Spades Blitz

Spades Rules

Solo Mode

Spades is a trick-taking card game, part of the Whist family of card games. It is similar to classics such as Hearts and Bridge. While sharing many characteristics, perhaps the main difference is that the Spade suit is always the trump.

The game gain popularity during the 1990s, as it became more easily accessible due to the internet and the formation of many tournaments. Mainly being popular in the USA, the game has spread to many different countries since its creation.

Game Goal

Spades online is usually played by four players that use a standard deck of 52 cards. The suits, ranked from highest to lowest, are as follows: A, K, Q, J, 10, 9, 8, 7, 6, 5, 4, 3, 2.

The main objective of the game is to score a certain number of points. Players can accumulate points by winning the number of tricks they have bid before the beginning of each hand. They can also lose points by not succeeding in taking the stated number or exceeding it.

Dealing and Playing

Dealing and playing is clockwise, and each player receives 13 cards. Then the bidding phase begins. A number of tricks are chosen by each player. They can bid any number from 0 to 13, and there is no passing in Spades. Each bid is final once stated.

There is one special case: Nil bid – when a player declares that they will not win any tricks during the round. If successful, bonus points are awarded, and if not, a penalty are reduced from the final score.

The round begins with the player to the left of the dealer. Any card can be played at the beginning, apart from a spade. Afterward, players follow suit whenever they can. If unable to do so, any card can be played.

When cards of the spade suit are involved, the highest spade played takes the trick. When no spades are played, the highest card of the lead suit is the winner.

Spades can be led when the following conditions are met:

  • A player must have already played a spade
  • A player has only spades in his hand

When the first spade is played, it is known as “breaking spades”.
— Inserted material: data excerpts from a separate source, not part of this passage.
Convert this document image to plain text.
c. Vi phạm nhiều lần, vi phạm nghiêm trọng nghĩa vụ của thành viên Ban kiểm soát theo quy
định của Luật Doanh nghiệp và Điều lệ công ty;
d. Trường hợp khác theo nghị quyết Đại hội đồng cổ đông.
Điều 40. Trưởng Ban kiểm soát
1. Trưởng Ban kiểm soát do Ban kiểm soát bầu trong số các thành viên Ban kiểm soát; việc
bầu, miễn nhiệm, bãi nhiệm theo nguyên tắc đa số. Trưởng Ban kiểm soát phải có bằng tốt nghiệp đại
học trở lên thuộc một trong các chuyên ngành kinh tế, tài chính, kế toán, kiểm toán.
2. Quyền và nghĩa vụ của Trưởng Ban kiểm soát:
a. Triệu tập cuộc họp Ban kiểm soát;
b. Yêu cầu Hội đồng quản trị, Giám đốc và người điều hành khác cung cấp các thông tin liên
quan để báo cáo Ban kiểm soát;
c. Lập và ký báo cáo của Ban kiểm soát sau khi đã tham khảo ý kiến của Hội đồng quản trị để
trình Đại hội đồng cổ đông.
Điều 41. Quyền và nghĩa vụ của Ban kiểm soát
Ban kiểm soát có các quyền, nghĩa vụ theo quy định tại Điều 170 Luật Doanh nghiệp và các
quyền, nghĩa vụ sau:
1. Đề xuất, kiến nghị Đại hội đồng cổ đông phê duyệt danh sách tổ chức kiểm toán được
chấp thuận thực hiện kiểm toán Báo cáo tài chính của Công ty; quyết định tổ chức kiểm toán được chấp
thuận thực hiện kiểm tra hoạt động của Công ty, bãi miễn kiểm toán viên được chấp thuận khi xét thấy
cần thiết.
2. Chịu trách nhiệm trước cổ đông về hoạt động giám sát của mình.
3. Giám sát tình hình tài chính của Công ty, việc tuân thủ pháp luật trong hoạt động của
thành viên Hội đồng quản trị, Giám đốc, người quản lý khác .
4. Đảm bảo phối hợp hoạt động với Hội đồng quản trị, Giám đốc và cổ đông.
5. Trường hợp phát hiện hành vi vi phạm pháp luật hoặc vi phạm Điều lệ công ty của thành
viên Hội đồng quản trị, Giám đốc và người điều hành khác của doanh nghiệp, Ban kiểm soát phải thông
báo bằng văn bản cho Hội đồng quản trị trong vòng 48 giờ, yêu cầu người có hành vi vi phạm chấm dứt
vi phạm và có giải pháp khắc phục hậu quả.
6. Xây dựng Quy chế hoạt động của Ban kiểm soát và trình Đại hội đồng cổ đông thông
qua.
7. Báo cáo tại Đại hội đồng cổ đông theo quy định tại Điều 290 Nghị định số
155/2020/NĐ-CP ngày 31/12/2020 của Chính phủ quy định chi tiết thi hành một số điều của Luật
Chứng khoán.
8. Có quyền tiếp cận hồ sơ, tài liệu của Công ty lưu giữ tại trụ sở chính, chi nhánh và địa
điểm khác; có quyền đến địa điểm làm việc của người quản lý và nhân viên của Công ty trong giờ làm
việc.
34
The number of tricks that each player won is compared to their bids declared earlier. If a player won the exact number of tricks, each will award 10 points (a bid of 4 tricks would award 40 points).

If a player could not reach their bid, 10 points for each trick are deducted from the score. For example, a player has declared a bid of 3, but they won less than 3 tricks. The result will be a deduction of 30 points.

A successful Nil bid rewards 50 points, and if it is not – 50 points are deducted from the score.

When a player wins more tricks than declared, they score 1 more point for each additional trick (overtricks). Overtricks accumulate in the so-called bag. 5 overtricks will deduct 50 points from the score, and the bag will reset to 0.